By Aishwarya Devi, Opinion Editor
As you enter university, expect to be disappointed.
The NTU that I stepped into as a freshman in 2013 is not the same school that I will be graduating from this year. Like the rambling of any average teenager, my journey in NTU matured over time.
Picture a scrawny 20-year-old, not quite grown out of her teenage years — or her acne — entering an impressive campus that houses one of the world’s most gorgeous faculty designs.
NTU, to my innocent first-year eyes, seemed like the land of promise, full of opportunities beyond my wildest imagination.
The wide variety of CCA and research programmes offered endless choices. I could gain convenient financial independence with the work-study scheme.
I took up a position as the publications director in the Tamil Literary Society and worked as a student assistant for a professor.
I joined a number of freshman orientation camps, including those held by the Humanities and Social Sciences faculty and the Tamil Literary Society, and volunteered to be on the committee for several.
NTU allowed me to take charge of my life. As a young adult, it was exactly the environment I needed.
And then it all went to hell. My time in NTU was not what this scrawny youth expected it to be.
The campus underwent major changes in my second and third years. The hall life and the stunning greenery of NTU was part of the package of NTU that had appealed to me. However, hall life was nothing more than a reprieve from the heavy construction noises that pervaded the campus.
Often enough, this also meant that my peers and I lose our favorite hangout spots.
Not to mention the sweaty mess I was, evading the many obstructed passages and maneuvering around diversions as I made my way to attend classes.
The surrounding dust and noise pollution that filled the campus mirrored the chaos that was the end of my first two years at NTU. The ambitious, wide-eyed first-year student had given in to the stress of balancing the three most important “S”-es of any college student: school, social life, and most importantly, sleep.

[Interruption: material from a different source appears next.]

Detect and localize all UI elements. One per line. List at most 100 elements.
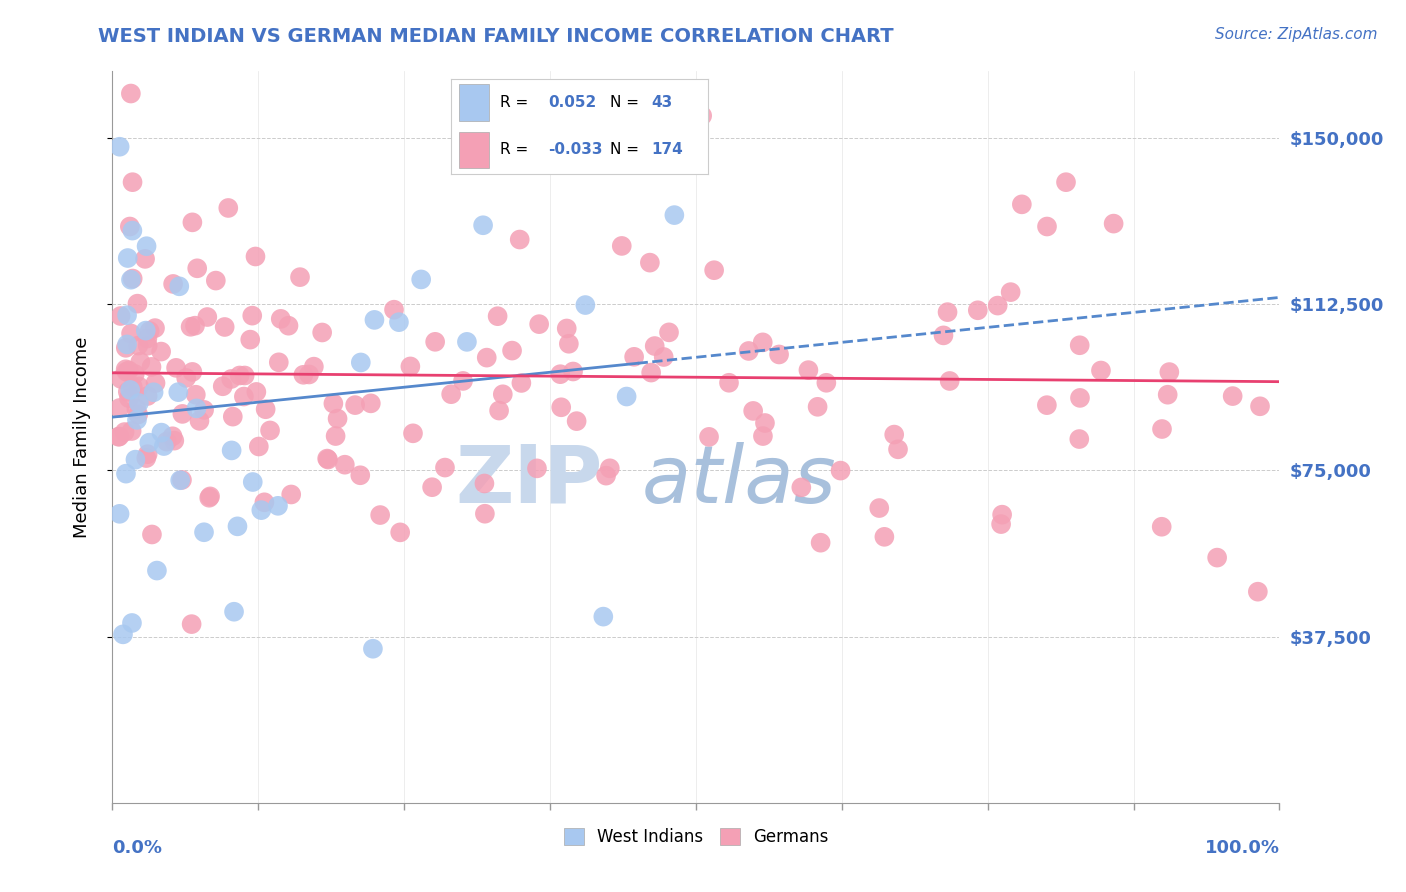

It was as if the image I had of myself traipsing through the stunning campus of NTU with my perfect grades and my perfect social circle, had collapsed in on itself. Instead, I was a tired, unhappy student in an equally lackluster setting.

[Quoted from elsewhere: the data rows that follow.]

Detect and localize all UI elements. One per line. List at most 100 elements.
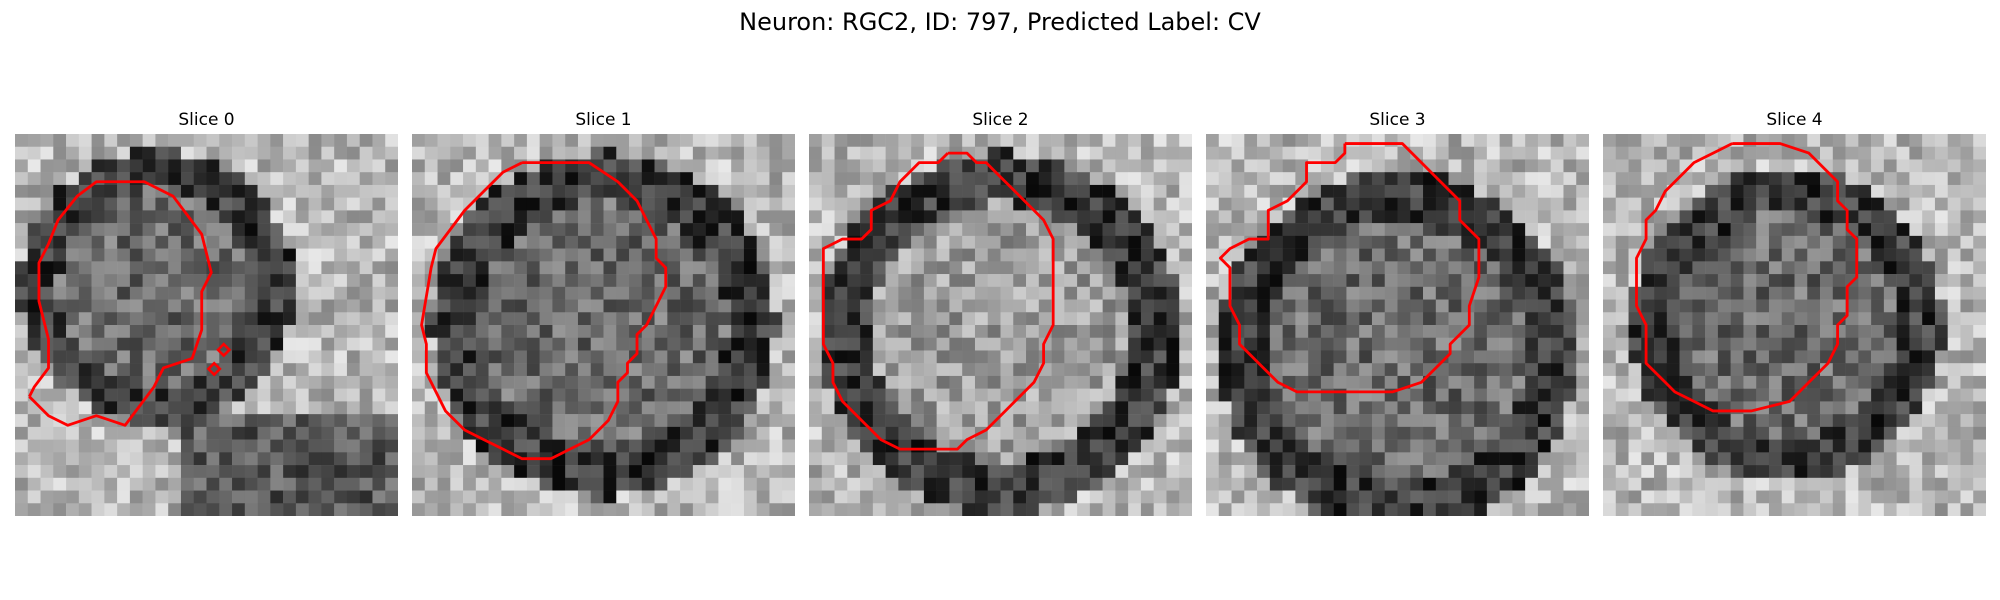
pixel [539, 299, 553, 313]
pixel [475, 146, 489, 160]
pixel [1550, 465, 1564, 479]
pixel [1486, 414, 1500, 428]
pixel [1705, 477, 1719, 491]
pixel [1257, 274, 1271, 288]
pixel [104, 325, 118, 338]
pixel [142, 465, 156, 479]
pixel [860, 363, 874, 377]
pixel [526, 197, 540, 211]
pixel [1973, 248, 1986, 262]
pixel [437, 337, 451, 351]
pixel [1140, 312, 1154, 326]
pixel [731, 477, 745, 491]
pixel [641, 197, 655, 211]
pixel [577, 363, 591, 377]
pixel [1499, 312, 1513, 326]
pixel [577, 452, 591, 466]
pixel [1525, 274, 1539, 288]
pixel [974, 235, 988, 249]
pixel [1576, 159, 1589, 173]
pixel [1973, 159, 1986, 173]
pixel [1743, 414, 1757, 428]
pixel [1346, 235, 1360, 249]
pixel [821, 286, 835, 300]
pixel [885, 223, 899, 237]
pixel [1333, 197, 1347, 211]
pixel [526, 134, 540, 147]
pixel [1077, 401, 1091, 415]
pixel [1077, 134, 1091, 147]
pixel [911, 350, 925, 364]
pixel [193, 299, 207, 313]
pixel [1218, 439, 1232, 453]
pixel [834, 452, 848, 466]
pixel [654, 452, 668, 466]
pixel [1166, 452, 1180, 466]
pixel [1257, 210, 1271, 224]
pixel [15, 184, 29, 198]
pixel [731, 146, 745, 160]
pixel [1615, 299, 1629, 313]
pixel [1794, 210, 1808, 224]
pixel [180, 235, 194, 249]
pixel [1576, 465, 1589, 479]
pixel [860, 197, 874, 211]
pixel [1064, 248, 1078, 262]
pixel [654, 375, 668, 389]
pixel [1730, 414, 1744, 428]
pixel [1308, 134, 1322, 147]
pixel [1807, 235, 1821, 249]
pixel [1730, 363, 1744, 377]
pixel [756, 312, 770, 326]
pixel [962, 452, 976, 466]
pixel [1576, 452, 1589, 466]
pixel [962, 172, 976, 186]
pixel [1282, 210, 1296, 224]
pixel [987, 248, 1001, 262]
pixel [244, 274, 258, 288]
pixel [385, 312, 398, 326]
pixel [1654, 210, 1668, 224]
pixel [1692, 350, 1706, 364]
pixel [1922, 223, 1936, 237]
pixel [1896, 337, 1910, 351]
pixel [1257, 375, 1271, 389]
pixel [949, 184, 963, 198]
pixel [501, 184, 515, 198]
pixel [1692, 363, 1706, 377]
pixel [667, 312, 681, 326]
pixel [475, 439, 489, 453]
pixel [949, 363, 963, 377]
pixel [949, 452, 963, 466]
pixel [1064, 235, 1078, 249]
pixel [1320, 210, 1334, 224]
pixel [1448, 235, 1462, 249]
pixel [53, 337, 67, 351]
pixel [936, 350, 950, 364]
pixel [1705, 414, 1719, 428]
pixel [1359, 477, 1373, 491]
pixel [372, 452, 386, 466]
pixel [270, 235, 284, 249]
pixel [1115, 388, 1129, 402]
pixel [1231, 210, 1245, 224]
pixel [1308, 261, 1322, 275]
pixel [244, 363, 258, 377]
pixel [1269, 414, 1283, 428]
pixel [1051, 274, 1065, 288]
pixel [1576, 477, 1589, 491]
pixel [1064, 286, 1078, 300]
pixel [1115, 274, 1129, 288]
pixel [1550, 337, 1564, 351]
pixel [974, 401, 988, 415]
pixel [1461, 414, 1475, 428]
pixel [1692, 197, 1706, 211]
pixel [718, 210, 732, 224]
pixel [911, 146, 925, 160]
pixel [949, 337, 963, 351]
pixel [847, 439, 861, 453]
pixel [1179, 388, 1192, 402]
pixel [718, 363, 732, 377]
pixel [1550, 363, 1564, 377]
pixel [552, 337, 566, 351]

My friends and I were disappointed, to say the least.
I realise now that a sense of entitlement had preceded my expectations. My years of academic advances — from primary school to the dreaded A levels — had reinforced in me a pride for my ability and determination.
In an eager attempt to prove myself, I had spread myself too thin. I had unknowingly conditioned myself to believe that I had crossed some form of invisible finish line. That upon my admission to university, my academic life and career would sort itself out naturally.
I could not have been more wrong, however.
Success is not an end game, but a continued work in progress. The process does not always look pretty, but at the end of the day, I realise that I now have a renewed understanding of my goals.
Despite the inconveniences of the construction works in NTU, the NTU campus has never looked better. Much like the campus infrastructure that has housed me for the past four years, my work ethic has undergone a major remodel.
I am better able to multitask, while also acknowledging my limitations. Instead of spreading myself thin over too many activities, I have learnt to focus myself on a few tasks that I can excel at.
Likewise, I would be selling myself short if I do not acknowledge the gains of my disappointments. I had been disappointed with my ability to cope with my academic ventures. And I had let these frustrations be aggravated by the surrounding mess of my physical environment. However, in the end, I have gained from them both.
As I walk through the campus today, I feel as I did when I first stepped into this university — positive.
The open concept of the North Spine, with sunlight filling the corridors, the new buildings in the South Spine and the fresh new look that my school has, fills me with hope for my future outside as I step out of my academic life.
Expectations are great if you are prepared to be disappointed — to learn from these disappointments.
As this final year comes to an end for me, I face the seemingly daunting world outside, remembering that it is not about the dirty, noisy journey, but the results that grow out of it.
After all, if NTU can reinvent itself, then its students most definitely can.